Factoring involves rewriting an expression as a product of simpler factors. This technique is especially useful when dealing with polynomials. In our example, the polynomial in the numerator was factored into two terms:

• \( (3t-1)(t-2) \)

Factoring can reveal common factors in both the numerator and the denominator that can be canceled out, simplifying the expression and resolving issues like division by zero.
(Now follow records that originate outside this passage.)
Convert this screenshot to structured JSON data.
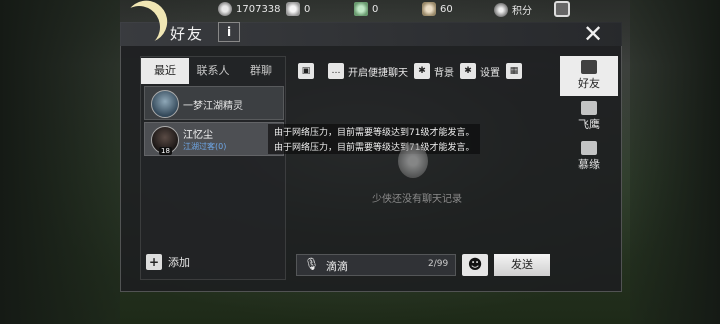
{
  "resources": {
    "coins": "1707338",
    "silver": "0",
    "jade": "0",
    "gift": "60",
    "points_label": "积分"
  },
  "window": {
    "title": "好友",
    "info_label": "i",
    "close_label": "✕"
  },
  "tabs": [
    {
      "label": "最近"
    },
    {
      "label": "联系人"
    },
    {
      "label": "群聊"
    }
  ],
  "contacts": [
    {
      "name": "一梦江湖精灵"
    },
    {
      "name": "江忆尘",
      "status": "江湖过客(0)",
      "level": "18"
    }
  ],
  "add_friend_label": "添加",
  "chat_toolbar": {
    "quick_chat_label": "开启便捷聊天",
    "background_label": "背景",
    "settings_label": "设置"
  },
  "system_messages": [
    "由于网络压力，目前需要等级达到71级才能发言。",
    "由于网络压力，目前需要等级达到71级才能发言。"
  ],
  "empty_text": "少侠还没有聊天记录",
  "input": {
    "value": "滴滴",
    "count": "2/99",
    "send_label": "发送"
  },
  "side_nav": [
    {
      "label": "好友"
    },
    {
      "label": "飞鹰"
    },
    {
      "label": "慕缘"
    }
  ]
}
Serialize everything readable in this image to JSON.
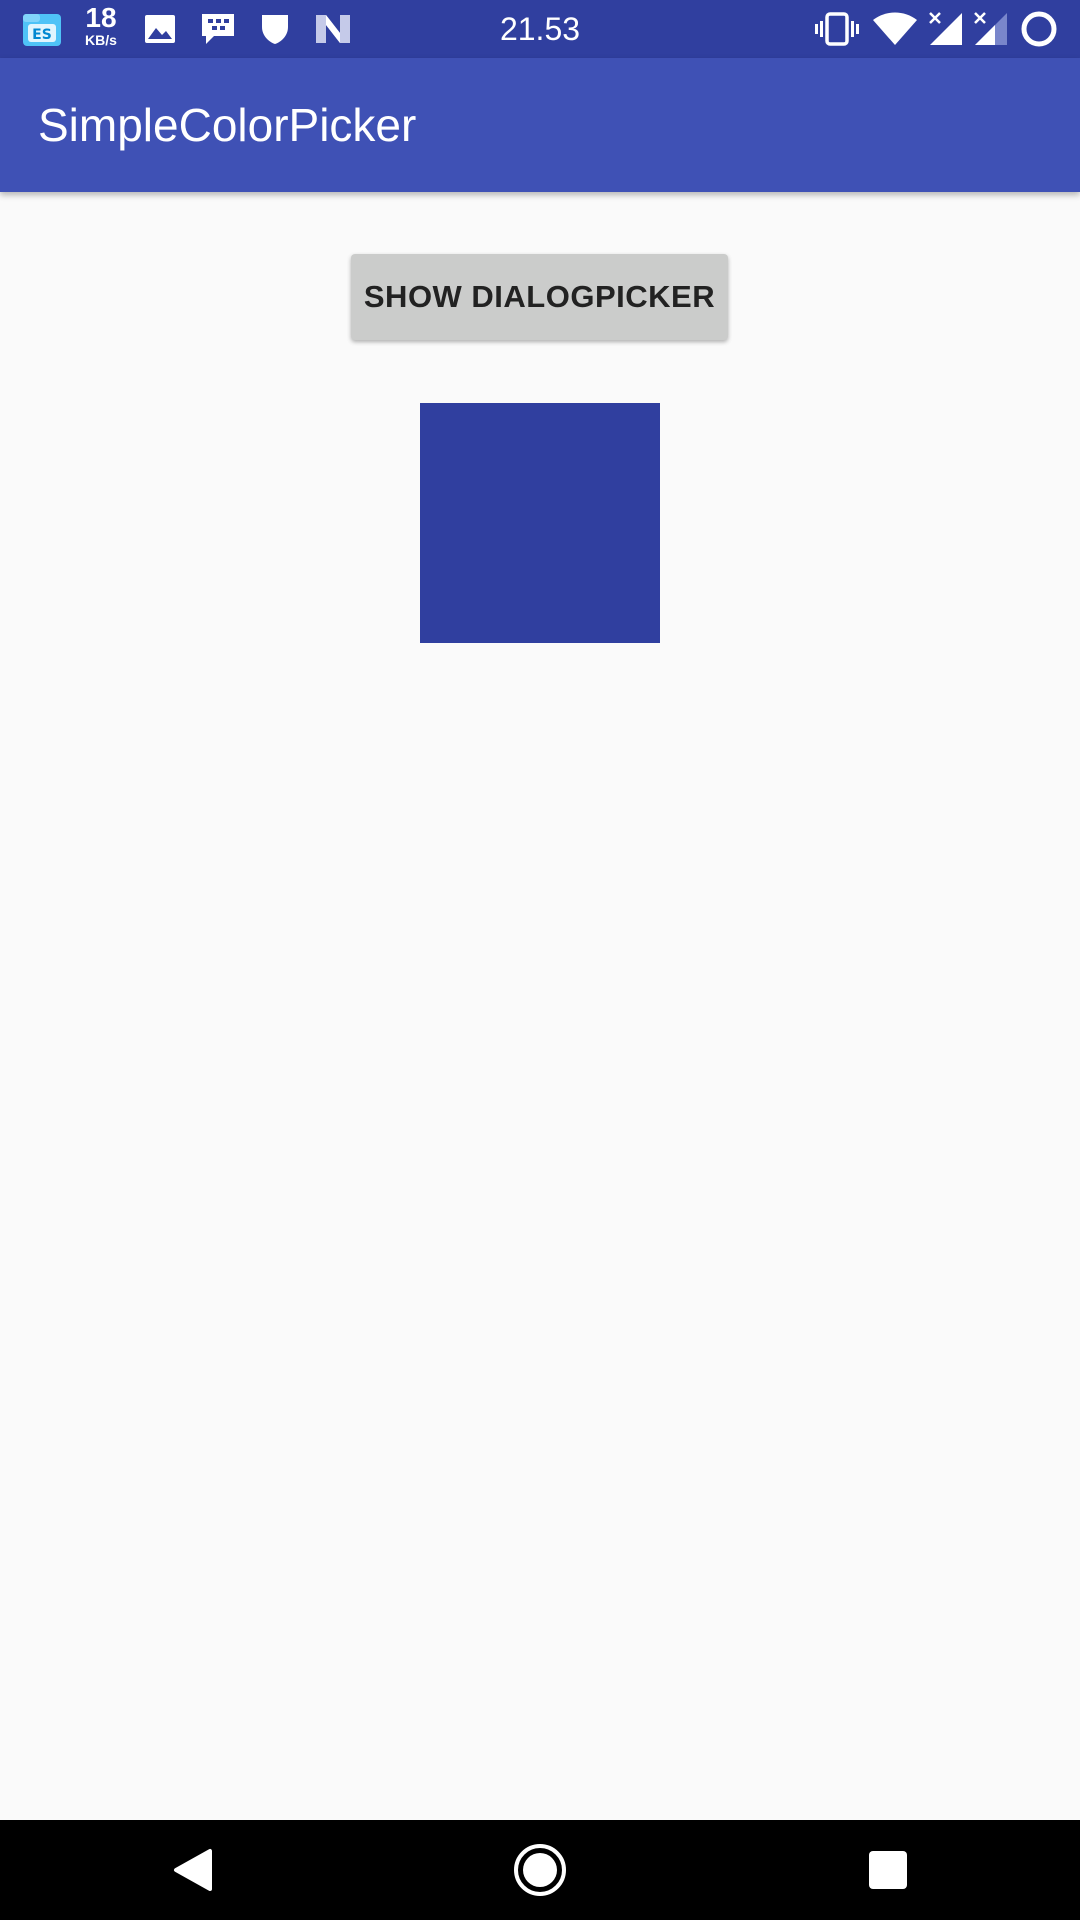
{
  "status_bar": {
    "net_speed_value": "18",
    "net_speed_unit": "KB/s",
    "time": "21.53",
    "left_icons": [
      "file-manager-icon",
      "net-speed",
      "image-icon",
      "bbm-chat-icon",
      "shield-icon",
      "n-logo-icon"
    ],
    "right_icons": [
      "vibrate-icon",
      "wifi-icon",
      "signal-icon",
      "signal-icon",
      "ring-icon"
    ],
    "background": "#303f9f"
  },
  "app_bar": {
    "title": "SimpleColorPicker",
    "background": "#3f51b5"
  },
  "main": {
    "show_button_label": "SHOW DIALOGPICKER",
    "selected_color": "#303f9f"
  },
  "nav_bar": {
    "icons": [
      "back-icon",
      "home-icon",
      "recents-icon"
    ]
  }
}
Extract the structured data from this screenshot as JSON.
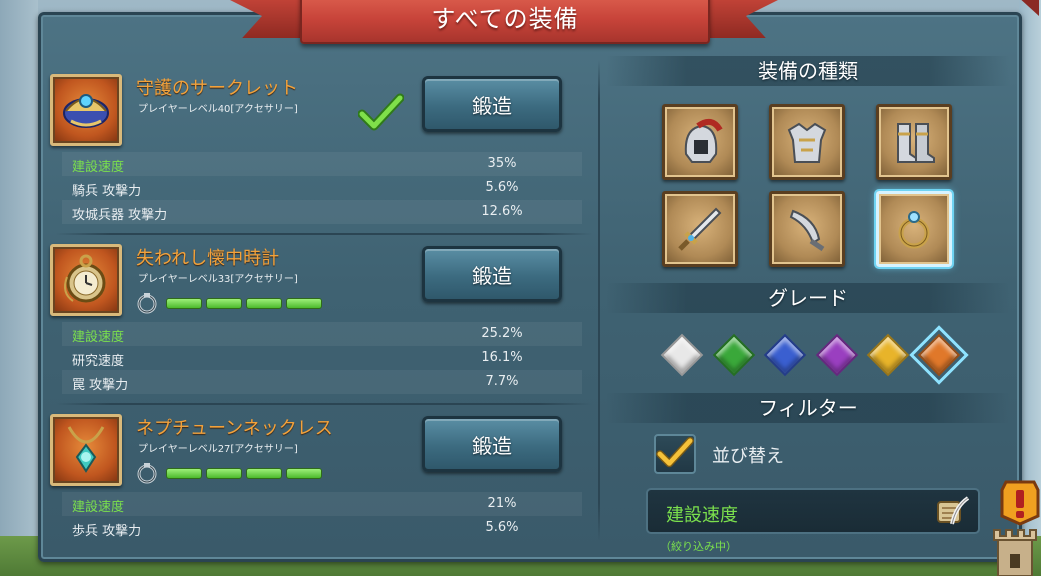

It's often a go-to method when dealing with limits involving polynomials, especially when direct substitution doesn’t work. Always check factoring possibilities carefully to avoid missing potential simplifications.

Division by Zero

Encountering division by zero while evaluating limits often signals that direct substitution isn't going to work. This is because division by zero is undefined and makes the expression impossible to evaluate straightaway.

In our specific example, substituting \(t = 2\) led to the denominator being zero, which halted our direct substitution method. However, by factoring and manipulating the expression, we sometimes find that the zero divisor is part of a common factor that can be canceled out, allowing further evaluation.

Understanding this behavior is key because it shows us how limits that initially seem impossible to find due to division by zero can sometimes be simplified to a workable form.

Canceling Common Factors

Canceling common factors is a crucial technique in limit evaluation. This comes into play after the factoring step, where we identify and cancel the same term present in both the numerator and the denominator.

In this problem, once we factored the numerator, we noticed a common term \((t-2)\) in both the numerator and the denominator. By canceling this factor, we simplified the expression into something more manageable:

• \( \frac{3t-1}{-1} \)

This simplification resolved the division by zero issue and allowed us to substitute \(t=2\) directly, finding the limit easily.

Such techniques are helpful because they simplify calculations and prevent division errors, saving us from dead-end evaluations.